それらの衛星銀河の比較が行われたところ、大型銀河ごとの衛星銀河の数には大きなばらつきがあることが判明。ただし、おおよそ天の川銀河の衛星銀河の数と同程度であり、天の川銀河は衛星銀河の数が特別少ないわけではないということが判明したという。

  • 検出された衛星銀河の一部

    検出された衛星銀河の一部。多くの衛星銀河は淡く広がっているという (C)国立天文台 (出所:すばる望遠鏡Webサイト)

一方、親銀河から見た衛星銀河の配置を調べたところ、どの方向にも同程度の衛星銀河が存在する等方的な配置の兆候が示されていることが判明。天の川銀河の衛星銀河の多くは同一平面上に偏って分布しており、その配置の特異性が浮き彫りにされる結果となったという。この結果は、実は天の川銀河が、宇宙の中で典型的な銀河ではないことが示されている可能性もあり得ると研究チームでは説明している。

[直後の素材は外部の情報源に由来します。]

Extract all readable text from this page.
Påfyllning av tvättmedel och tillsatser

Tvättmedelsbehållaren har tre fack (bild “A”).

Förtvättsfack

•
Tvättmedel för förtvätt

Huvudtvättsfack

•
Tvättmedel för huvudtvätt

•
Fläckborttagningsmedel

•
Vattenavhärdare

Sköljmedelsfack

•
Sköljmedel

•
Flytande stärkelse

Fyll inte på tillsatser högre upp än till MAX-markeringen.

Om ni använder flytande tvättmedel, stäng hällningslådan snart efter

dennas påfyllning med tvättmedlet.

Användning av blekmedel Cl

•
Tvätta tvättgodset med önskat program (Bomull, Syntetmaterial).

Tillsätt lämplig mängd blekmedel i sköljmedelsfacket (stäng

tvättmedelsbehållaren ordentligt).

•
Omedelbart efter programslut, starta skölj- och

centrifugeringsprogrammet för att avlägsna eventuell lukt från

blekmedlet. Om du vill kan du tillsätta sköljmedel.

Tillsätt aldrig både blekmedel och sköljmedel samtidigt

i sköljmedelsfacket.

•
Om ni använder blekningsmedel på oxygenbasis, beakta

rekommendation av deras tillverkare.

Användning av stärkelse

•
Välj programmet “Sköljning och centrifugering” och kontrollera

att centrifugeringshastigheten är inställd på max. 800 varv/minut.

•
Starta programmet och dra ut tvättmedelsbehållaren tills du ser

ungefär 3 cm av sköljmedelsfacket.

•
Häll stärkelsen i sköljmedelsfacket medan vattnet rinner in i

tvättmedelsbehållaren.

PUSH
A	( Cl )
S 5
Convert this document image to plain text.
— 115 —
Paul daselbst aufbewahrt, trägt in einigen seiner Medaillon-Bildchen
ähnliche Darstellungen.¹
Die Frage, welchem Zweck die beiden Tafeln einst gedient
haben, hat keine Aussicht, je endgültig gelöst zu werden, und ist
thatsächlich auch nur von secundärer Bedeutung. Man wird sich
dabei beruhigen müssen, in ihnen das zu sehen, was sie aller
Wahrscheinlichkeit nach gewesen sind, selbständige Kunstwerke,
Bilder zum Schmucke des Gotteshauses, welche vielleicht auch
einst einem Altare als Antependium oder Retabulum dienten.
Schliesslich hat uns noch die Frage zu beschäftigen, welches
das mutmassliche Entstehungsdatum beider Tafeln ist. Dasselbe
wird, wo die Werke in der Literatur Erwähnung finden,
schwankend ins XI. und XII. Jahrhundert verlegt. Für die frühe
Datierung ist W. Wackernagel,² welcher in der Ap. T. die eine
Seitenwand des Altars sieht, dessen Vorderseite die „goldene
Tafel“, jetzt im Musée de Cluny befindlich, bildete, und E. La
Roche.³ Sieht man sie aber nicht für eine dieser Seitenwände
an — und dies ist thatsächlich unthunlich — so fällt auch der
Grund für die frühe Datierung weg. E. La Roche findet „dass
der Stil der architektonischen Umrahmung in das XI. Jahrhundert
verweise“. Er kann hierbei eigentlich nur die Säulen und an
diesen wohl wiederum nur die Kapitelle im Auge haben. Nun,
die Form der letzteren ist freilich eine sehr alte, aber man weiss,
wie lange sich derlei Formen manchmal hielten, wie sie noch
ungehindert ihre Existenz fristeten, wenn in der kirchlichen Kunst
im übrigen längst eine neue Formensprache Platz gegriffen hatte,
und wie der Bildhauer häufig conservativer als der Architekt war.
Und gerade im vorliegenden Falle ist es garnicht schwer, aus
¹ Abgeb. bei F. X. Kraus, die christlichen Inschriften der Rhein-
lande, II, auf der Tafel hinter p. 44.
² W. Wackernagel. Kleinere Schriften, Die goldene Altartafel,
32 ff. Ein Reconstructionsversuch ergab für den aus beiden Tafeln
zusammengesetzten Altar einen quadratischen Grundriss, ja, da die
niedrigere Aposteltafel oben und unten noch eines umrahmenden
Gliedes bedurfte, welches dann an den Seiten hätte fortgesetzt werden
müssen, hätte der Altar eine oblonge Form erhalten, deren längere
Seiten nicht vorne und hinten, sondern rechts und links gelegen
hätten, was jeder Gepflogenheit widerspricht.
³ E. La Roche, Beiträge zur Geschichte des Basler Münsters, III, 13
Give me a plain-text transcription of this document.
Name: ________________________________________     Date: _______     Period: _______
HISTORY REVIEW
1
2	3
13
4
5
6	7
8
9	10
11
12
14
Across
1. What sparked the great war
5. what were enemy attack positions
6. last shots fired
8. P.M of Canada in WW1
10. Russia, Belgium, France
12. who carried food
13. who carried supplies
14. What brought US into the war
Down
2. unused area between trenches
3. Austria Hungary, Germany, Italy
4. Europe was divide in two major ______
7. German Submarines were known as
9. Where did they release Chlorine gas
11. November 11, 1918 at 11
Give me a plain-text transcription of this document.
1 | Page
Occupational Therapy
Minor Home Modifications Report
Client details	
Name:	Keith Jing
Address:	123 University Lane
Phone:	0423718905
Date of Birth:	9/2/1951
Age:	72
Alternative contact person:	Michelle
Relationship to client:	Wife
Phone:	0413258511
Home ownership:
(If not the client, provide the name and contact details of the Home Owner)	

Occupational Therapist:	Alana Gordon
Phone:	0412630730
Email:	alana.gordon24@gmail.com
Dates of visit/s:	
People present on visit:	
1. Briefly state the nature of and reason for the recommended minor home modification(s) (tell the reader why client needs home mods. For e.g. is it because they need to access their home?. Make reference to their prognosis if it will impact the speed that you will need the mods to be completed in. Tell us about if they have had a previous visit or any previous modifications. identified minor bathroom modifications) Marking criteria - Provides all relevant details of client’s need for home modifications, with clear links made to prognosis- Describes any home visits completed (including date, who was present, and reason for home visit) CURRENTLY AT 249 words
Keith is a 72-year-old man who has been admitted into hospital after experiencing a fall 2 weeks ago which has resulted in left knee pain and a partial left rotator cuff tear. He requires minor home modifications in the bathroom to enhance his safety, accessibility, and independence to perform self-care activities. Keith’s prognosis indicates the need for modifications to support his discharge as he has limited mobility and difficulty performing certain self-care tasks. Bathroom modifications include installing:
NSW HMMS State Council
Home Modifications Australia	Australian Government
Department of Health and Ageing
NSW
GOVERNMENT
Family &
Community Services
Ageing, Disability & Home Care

なお、もっとも観測が進む天の川銀河は宇宙論モデルの比較対象としてよく採用されることから、天の川銀河が標準的な銀河であるのか、それとも特殊な銀河であるのかは、宇宙論モデルの根幹に関わる問題だとされている。そのため、研究チームでは、今後のさらなる観測によって、天の川銀河以外の衛星銀河の3次元分布の精査と観測例の蓄積が進めば、衛星銀河の普遍的な性質が明らかとなり、宇宙論モデルと観測結果をより公平に比較できるようになるだろうとしている。